Alternativ ist eine Alternative im Kommen, die die Vorteile beider Ansätze miteinander verbindet: die Maßkonfektion. Auch viele alteingesessene Herrenausstatter sind auf diesen Zug aufgesprungen. Bei Maßkonfektion wird ein im Prinzip vorkonfektionierter Anzug individuell auf die Maße des Kunden angepasst. Das Ergebnis ist ein Anzug, der fast wie maßgeschneidert sitzt. Gerade Menschen, die eher Schwierigkeiten haben, im Standardsortiment der Kaufhausketten etwas zu finden, greifen oft zu dieser Variante. Der Kunde wird zunächst noch klassisch vermessen. Danach lassen die meisten Anbieter den Anzug extern fertigen. Bei der Endanprobe wird dann noch die eine oder andere Korrektur gemacht. Das hat zwar immer noch seinen Preis, kostet aber kein Vermögen mehr.
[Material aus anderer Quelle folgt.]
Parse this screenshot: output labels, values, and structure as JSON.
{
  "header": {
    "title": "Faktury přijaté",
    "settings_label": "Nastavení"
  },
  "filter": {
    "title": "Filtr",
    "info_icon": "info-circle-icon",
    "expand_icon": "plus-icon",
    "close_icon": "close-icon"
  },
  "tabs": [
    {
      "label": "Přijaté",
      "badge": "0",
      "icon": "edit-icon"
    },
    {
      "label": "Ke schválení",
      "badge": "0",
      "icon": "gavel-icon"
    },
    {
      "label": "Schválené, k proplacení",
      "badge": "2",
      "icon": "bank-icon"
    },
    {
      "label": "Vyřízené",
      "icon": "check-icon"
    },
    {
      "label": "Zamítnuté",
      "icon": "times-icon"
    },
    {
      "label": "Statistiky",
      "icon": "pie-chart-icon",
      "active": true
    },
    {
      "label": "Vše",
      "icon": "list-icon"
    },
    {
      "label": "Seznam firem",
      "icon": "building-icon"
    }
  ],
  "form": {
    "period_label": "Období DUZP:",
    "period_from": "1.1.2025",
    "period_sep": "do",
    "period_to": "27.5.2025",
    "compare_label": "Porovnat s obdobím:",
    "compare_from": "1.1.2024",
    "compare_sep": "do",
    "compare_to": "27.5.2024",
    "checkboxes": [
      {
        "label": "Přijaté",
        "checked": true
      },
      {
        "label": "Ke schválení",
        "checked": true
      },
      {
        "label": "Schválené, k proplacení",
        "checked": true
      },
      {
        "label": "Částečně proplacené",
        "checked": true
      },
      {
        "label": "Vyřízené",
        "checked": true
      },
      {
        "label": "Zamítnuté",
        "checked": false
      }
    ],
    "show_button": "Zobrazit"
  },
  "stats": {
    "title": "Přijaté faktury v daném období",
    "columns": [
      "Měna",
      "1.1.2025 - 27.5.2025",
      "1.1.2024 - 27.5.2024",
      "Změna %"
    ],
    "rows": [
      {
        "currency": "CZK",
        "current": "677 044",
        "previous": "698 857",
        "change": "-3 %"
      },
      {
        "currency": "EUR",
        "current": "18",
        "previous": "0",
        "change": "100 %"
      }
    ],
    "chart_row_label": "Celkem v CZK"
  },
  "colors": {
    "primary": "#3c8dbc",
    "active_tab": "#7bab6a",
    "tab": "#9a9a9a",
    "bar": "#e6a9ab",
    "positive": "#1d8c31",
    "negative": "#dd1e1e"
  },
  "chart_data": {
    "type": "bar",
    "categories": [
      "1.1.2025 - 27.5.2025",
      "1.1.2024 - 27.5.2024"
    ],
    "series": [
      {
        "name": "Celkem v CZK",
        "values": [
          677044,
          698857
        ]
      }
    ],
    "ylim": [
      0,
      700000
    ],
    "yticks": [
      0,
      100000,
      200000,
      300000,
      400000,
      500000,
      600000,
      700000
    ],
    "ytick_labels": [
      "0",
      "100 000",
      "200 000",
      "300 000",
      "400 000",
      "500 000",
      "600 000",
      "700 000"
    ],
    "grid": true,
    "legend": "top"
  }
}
Günstiger, aber auch risikoreicher, ist die Bestellung im Internet. Die Anbieter für Online-Maßkonfektion schießen in letzter Zeit nur so aus dem Boden. Sie sind meist drastisch günstiger als ihre niedergelassenen Pendants. Und rein von der Erlebnisqualität her ist es natürlich etwas völlig anderes, sich online in einem Design-Applet einen Anzug zu entwerfen, als im Laden auf ein paar Stoffmuster zu starren. Das Grundprinzip ist einfach: Maße eingeben und fertig. Und gerade hier lauert die große Gefahr. Der Grund für die häufigen Klagen über ungenaue Passformen ist hier oft genug das fehlerhafte Messen. Gute Anbieter geben hierzu oft eine Hilfestellung in Form von Bildern oder Videos. Aber es gibt noch eine Variante: Gehen Sie zum Änderungsschneider. Ja genau, der, bei dem Sie ihre Hosen kürzen lassen. Im Gegensatz zu Ihnen ist der nämlich mit Maßband und Stecknadel vertraut und wird sie, vermutlich gegen eine kleine Gebühr, gerne exakt vermessen. Diese Maße nehmen Sie dann zum Bestellen, und schon haben Sie die Gefahr eines Fehlschlags signifikant verringert.
Der Nachteil ist natürlich: Sie sehen keine Stoffe oder Verarbeitungsproben vorab. Selbst wenn ein Anbieter Ihnen eine Stoffprobe sendet: wer garantiert Ihnen denn, dass Ihr Anzug auch tatsächlich aus dem selben Material gefertigt wird? Reklamation oder gar Rückgabe sind bei Maßanfertigungen immer etwas erschwert. In sofern geht es bei jeder Art von Maßanpassung – ob beim Änderungsschneider, beim Maßkonfektionär, online oder beim Edel-Schneider – letztendlich um eines: Vertrauen. Fehlt das, kaufen Sie besser woanders.